Just passed, four days ago, what would have been my 27th wedding anniversary. Passed what would have been the 9th for my second marriage a few months back.

Will I get a third shot? Yes, if I take that risk. I believe, fervently, in the institution, as I joke that since the average US marriage only lasts 5 years, my 17 year and six year marriages are actually successful.

I've shied away from a few entanglements over the last few years...a combination of scar tissue and a sense that this time it has to be on my terms, not me just falling for someone who managed to slip into my bed to barter their affections for rescue from a problem. My Mother has been wrong about many things, but not this: I tend to take on, not girlfriends, but projects.

Maybe I, as an artist, need the drama.

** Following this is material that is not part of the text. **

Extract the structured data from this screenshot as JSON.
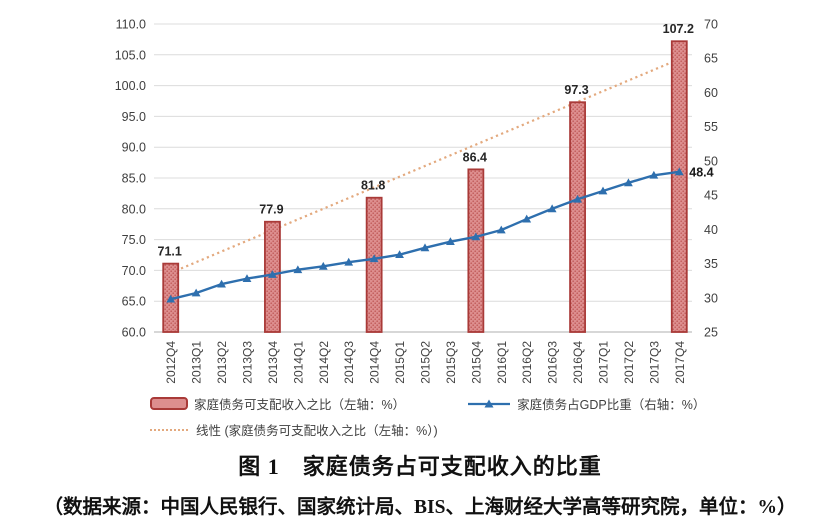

Maybe I, as an "heroic" personality type, need the element of rescue to validate my worthiness. Maybe I just attract the damaged.

I leave it to my future biographers to judge. In my memoirs I blend the three.

Yes, the intensity of a twisted life gets my adrenaline and protective instincts surging, invoking my testosterone.

Yes, having always held grave and determined doubts about my own value as a human being, I need the sense of worthiness. To ask someone to love me means I must have done something worthy of their affection. Rescuing a damsel from her own demons and dangers makes me feel adequate.

And finally, as so many have come for me, instead of the other way around, perhaps I just tend to attract individuals who are damaged, who are looking for a kind and passionate man who will treat them like a goddess and love them for whom they are, scars and all.

All in all, there is an argument o be made that I am, psychologically, a mess. But it is the putting of that bundle of hyperspeed madness to good purpose, as fire gives its power to the blacksmith, that makes me who and what I am and makes me capable of extraordinary things.

Even if I will live out my days alone.